ENTERTAINMENT

Op-Ed | A casino in Times Square is a bad bet for our streets


rendering of casino in Times Square

A rendering of the proposed casino for Times Square in Manhattan.

Courtesy of SL Green

New York City is in the midst of an early and innovative experiment that is heralding a transformative shift in how we move through our streets. Congestion pricing is finally here and the early reviews are in: it’s already reducing gridlock, improving air quality and mobility, and helping to fund the next generation of needed investments in the public transit system that millions of us rely on every day. And yet, amid this moment of progress, one proposal threatens to drag us backward: a casino in Times Square. At this critical moment, we should be pursuing strategies to reduce driving even more; a casino in Times Square does just the opposite.

The SL Green/Caesars Palace Times Square project isn’t just a bad land use decision; it’s a dangerous one.

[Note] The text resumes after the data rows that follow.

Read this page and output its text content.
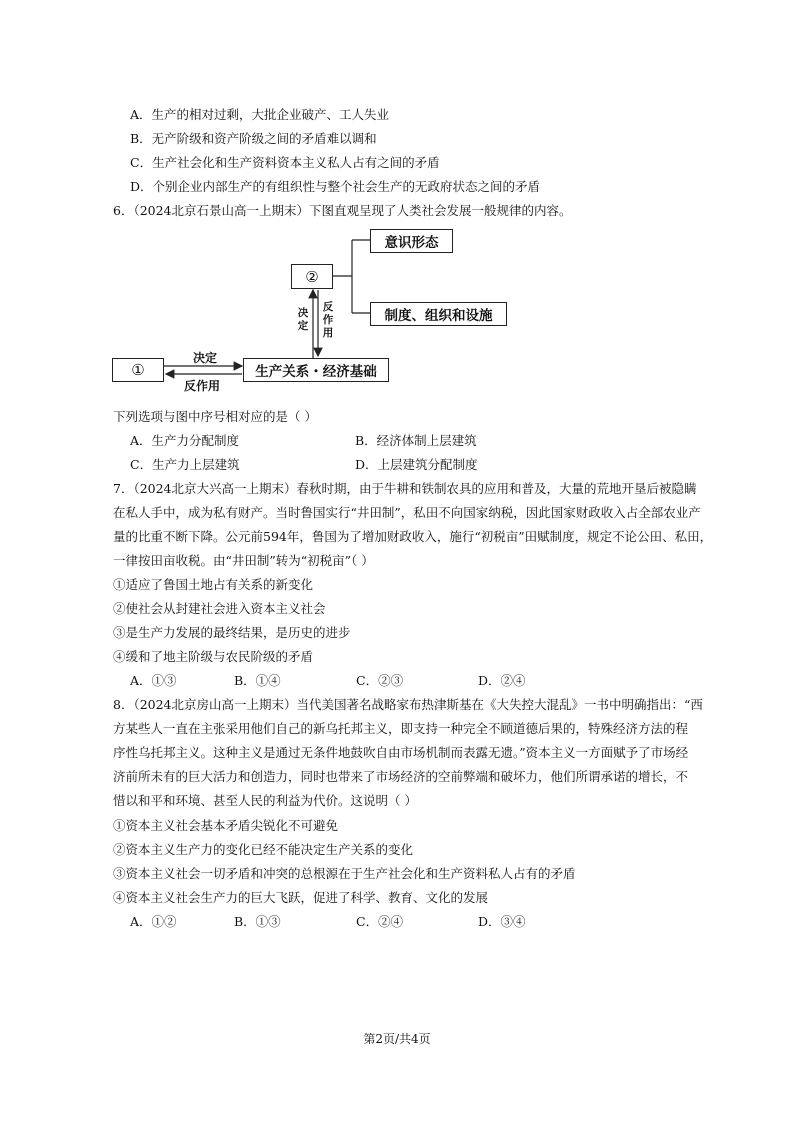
A．生产的相对过剩，大批企业破产、工人失业
B．无产阶级和资产阶级之间的矛盾难以调和
C．生产社会化和生产资料资本主义私人占有之间的矛盾
D．个别企业内部生产的有组织性与整个社会生产的无政府状态之间的矛盾
6．（2024北京石景山高一上期末）下图直观呈现了人类社会发展一般规律的内容。
意识形态
制度、组织和设施
②
①	生产关系・经济基础
决定
反作用
决定
反作用
下列选项与图中序号相对应的是（ ）
A．生产力分配制度	B．经济体制上层建筑
C．生产力上层建筑	D．上层建筑分配制度
7．（2024北京大兴高一上期末）春秋时期，由于牛耕和铁制农具的应用和普及，大量的荒地开垦后被隐瞒
在私人手中，成为私有财产。当时鲁国实行“井田制”，私田不向国家纳税，因此国家财政收入占全部农业产
量的比重不断下降。公元前594年，鲁国为了增加财政收入，施行“初税亩”田赋制度，规定不论公田、私田，
一律按田亩收税。由“井田制”转为“初税亩”（ ）
①适应了鲁国土地占有关系的新变化
②使社会从封建社会进入资本主义社会
③是生产力发展的最终结果，是历史的进步
④缓和了地主阶级与农民阶级的矛盾
A．①③	B．①④	C．②③	D．②④
8．（2024北京房山高一上期末）当代美国著名战略家布热津斯基在《大失控大混乱》一书中明确指出：“西
方某些人一直在主张采用他们自己的新乌托邦主义，即支持一种完全不顾道德后果的，特殊经济方法的程
序性乌托邦主义。这种主义是通过无条件地鼓吹自由市场机制而表露无遗。”资本主义一方面赋予了市场经
济前所未有的巨大活力和创造力，同时也带来了市场经济的空前弊端和破坏力，他们所谓承诺的增长，不
惜以和平和环境、甚至人民的利益为代价。这说明（ ）
①资本主义社会基本矛盾尖锐化不可避免
②资本主义生产力的变化已经不能决定生产关系的变化
③资本主义社会一切矛盾和冲突的总根源在于生产社会化和生产资料私人占有的矛盾
④资本主义社会生产力的巨大飞跃，促进了科学、教育、文化的发展
A．①②	B．①③	C．②④	D．③④
第2页/共4页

It invites more cars, more emissions, more pedestrian conflicts, and more chaos into a neighborhood already bursting at the seams. The developers are promising glamor and jobs. But their own Environmental Impact Statement (EIS) makes clear what this really is: a traffic-generating machine that will degrade quality of life and make our streets less safe.

Let’s start with the basics.

Times Square is one of the busiest pedestrian zones in the world. More than 200,000 people walk through it daily. According to the EIS, eight crosswalks in the project area are already operating below acceptable levels, and the casino will make them worse. The city should be pursuing people-only areas and low traffic zones to deal with the already severely over-crowded sidewalks—not green-lighting even more traffic and congestion.

The impact on vehicle lanes is just as bad. According to the EIS, four intersections in the area will degrade to congested levels (Level of Service E or worse) on weekends.The casino proposal would add valet operations, designated drop-offs, and new zones for private cars, limos, Ubers, and buses. This is not transit-oriented development; this is a high-volume entertainment complex designed around vehicular access that’s poised to erase many of the gains that congestion pricing is already delivering.

Even with potential mitigations like signal timing changes and sidewalk widenings, the report admits that many of these harms cannot be fixed. This is a proposal that knowingly breaks our transportation infrastructure in one of its most fragile zones.

And what about the claim that guests will “mostly take transit”? Let’s be honest: if you’re building valet garages and private shuttle ports, you’re not trying to attract strap-hangers. You’re inviting traffic. High rollers and suburban tourists are not going to board the 7 train with a suitcase. They’re going to drive (or take FHV’s) into the heart of Midtown. That’s not just bad planning. It’s a betrayal of the goals we’ve spent years organizing for: safer streets, cleaner air, and freedom from car dominance.

Worse still, this project will open during the same years that the Port Authority Bus Terminal is under reconstruction. That’s years of combined construction traffic, rerouted buses, and street closures, all colliding just steps from the casino site. And yet the casino developers didn’t include that project in their traffic analysis. Why? Because they say it opens after the casino does. That kind of magical thinking is how we get bottlenecks that last a generation.

SL Green says it will offer geofencing with Uber and “gaming credits” to encourage transit use. That’s not a real mitigation strategy, that’s greenwashing. We cannot fix structural street failures with app points and promo codes. And we certainly can’t reduce driving by building a casino at the most congested corner in the city.

At Open Plans, we envision a city where streets are for people, not for private profits, valet zones, or shuttle operations. We fight for neighborhoods where kids can walk safely to school, seniors can sit on a bench in peace, and everyone can move through the city without dodging idling limos. A Times Square casino does the opposite: it prioritizes tourism dollars over public safety, and car access over people-centered design.

We should be building on the momentum of congestion pricing, not undermining it just as it’s beginning to work. This is our chance to finally treat streets as public space, not highway on-ramps. Times Square doesn’t need a casino. Instead, it needs cleaner air, wider sidewalks, protected bike lanes, and reliable buses. As leaders around the city consider casino proposals in their neighborhoods, they should be careful to analyze the traffic and pedestrian impacts. This is a major turning point for our city and we must do it right.

So let’s make the right call. Say no to a casino in Times Square that will flood our streets with traffic and sell out our public space to the highest bidder. Let’s bet on a better future—one built for people, not cars.

Sara Lind is the co-executive director of Open Plans, a nonprofit advocacy organization that works to make New York City’s streets and public spaces safer and more livable.